Когда Мунэмори услышал от слуги, что во дворе его ждет гонец с донесением, он раздраженно вздохнул. Гонец прибыл в усадьбу его отца, где князь Киёмори праздновал завершение постройки нового императорского дворца. В этом унылом месте впервые выдался повод для празднества, и Мунэмори овладело раздражение перед перспективой покинуть танцовщиц госэти и музыкантш с кото.

— Что, это послание больше некому принять?

— Едва ли так будет уместно, господин Мунэмори.

— Даже моему отцу?

Слуга побледнел и затряс головой.

— Вы — глава Тайра, Мунэмори-сама, вам лучше выслушать его первым.

С великой неохотой Мунэмори поднялся и вышел вслед за слугой во двор. Там, скорчившись возле мертвой лошади, мок под холодной колючей моросью посланник.

— Коня он загнал, господин, — шепнул на ухо слуга. — Так спешил побыстрее добраться до Фукухары.

— Стало быть, придется его выслушать, — пробормотал Мунэмори, все еще мечтая перевалить это бремя на кого-то еще. Он подозвал гонца на веранду, под покров широкого ската крыши, и сказал: — Я слушаю. С чем ты явился?

Гонец часто закланялся — скорее чтобы согреться, чем из крайней почтительности. От него несло потом — и конским, и человеческим, одежда и волосы растрепались от многих часов скачки. Стуча зубами, он произнес:

— Господин, Минамото Ёритомо собрал рать в земле Идзу. Ему удалось разбить и обезглавить наместника Канэтаку.

Дождь как будто пошел сильнее, и, несмотря на плотные осенние шелка, у Мунэмори пробежал мороз по коже.

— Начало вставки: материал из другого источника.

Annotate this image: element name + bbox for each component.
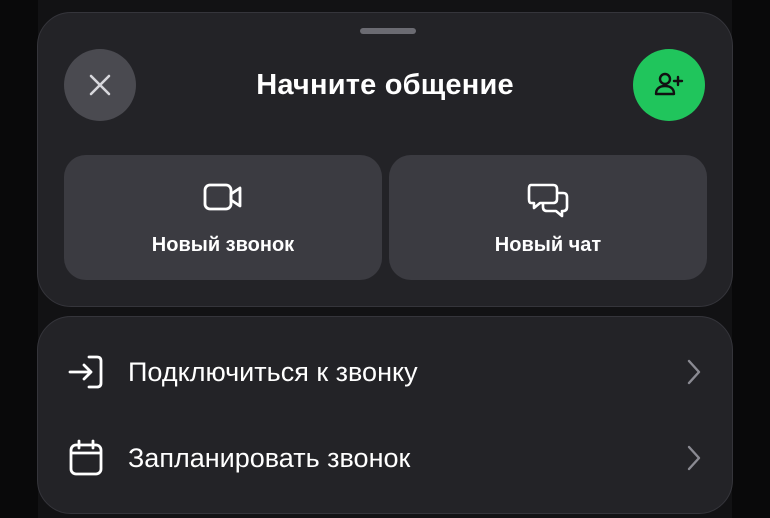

— И где, где было наше ополчение? Неужели не нашлось ни одного вассала Тайра — покончить с этим смутьяном?

— Нашлись, господин. Властители Сагами собрали людей числом многие тысячи и сошлись с Ёритомо у Исибасиямы. У того было лишь несколько сотен. Властители Сагами перебили большую часть его войска, а самого Ёритомо обратили в бегство.

— Так к чему такая срочность, если дело давно улажено? Зачем нас вообще беспокоить?

Гонец вздохнул и набрал воздуха в грудь.

— Господин, весть о сражении, точно ураган, пронеслась по всему Канто. Ёритомо проиграл, но его люди, говорят, бились так доблестно, что всякий — будь то родич Минамото или их прежний вассал — стремится к нему примкнуть. Со всех краев в Идзу спешат конники, желая повергнуть Тайра и восстановить Минамото в былой славе.

Мунэмори похолодел. «Вот, значит, как. Все правда. Син-ин сговорился с Минамото».

— Гонца накормить, переодеть в сухое и выдать нового коня, — велел он слуге, а сам вернулся к празднующим, гадая, как лучше всего выманить отца для уединенной беседы.

Киёмори сидел на почетном возвышении, похлопывая себя веером по колену в такт флейте и барабанам. Время от времени он улыбался одной из хорошеньких танцовщиц. Мунэмори подумал, что не хотел бы очутиться на месте той, что удостоилась такой улыбки. Но вот Киёмори повернул голову и заметил его.

— Сын мой! Почему ты покинул наше застолье? — прокричал он, заглушая музыку.

— Есть новости, отец.

— Новости? — крикнул Киёмори так зычно, что музыканты оборвали мелодию, а танцовщицы замерли на полушаге. Его слезящиеся глаза и шаткая походка говорили об изрядном количестве выпитого. — Так выкладывай все, чтобы и мы узнали, что так заботит главу Тайра!

Многочисленная знать, дамы, актеры и музыканты — все обернулись к Мунэмори, не сводя с него глаз.

Ощутив себя в западне, Мунэмори замешкался с ответом.

— На востоке произошло восстание. Киёмори встал.

— Восстание? Под чьим же флагом?

— Минамото-но Ёритомо. Сына Ёситомо. Он собрал рать и убил правителя Идзу.

Среди знати пробежал ропот.

— И это один из тех сыновей, которому я заменил смерть изгнанием? — Киёмори метнулся с помоста на середину зала. — Значит, Токико была права, как ни горько признаться. Надо было перебить их всех. До последнего младенца.

— Однако наш вассал, — продолжил Мунэмори, — тоже собрал войско и разгромил Ёритомо.

Киёмори издал победное «Ха!» и выставил вперед руки.

— Вот видите? Ками не покинули Тайра. Мы победили На-ритику, победили принца Мотихито, а теперь и сына Ёситомо.

Его слова были встречены восторженным гулом, особенно среди молодых царедворцев.

— Повелитель, позвольте! — вскричал Корэмори. — Позвольте нам выслать огромное воинство и раздавить Минамото, показать им, безумцам, каково даже думать о том, чтобы над нами возвыситься!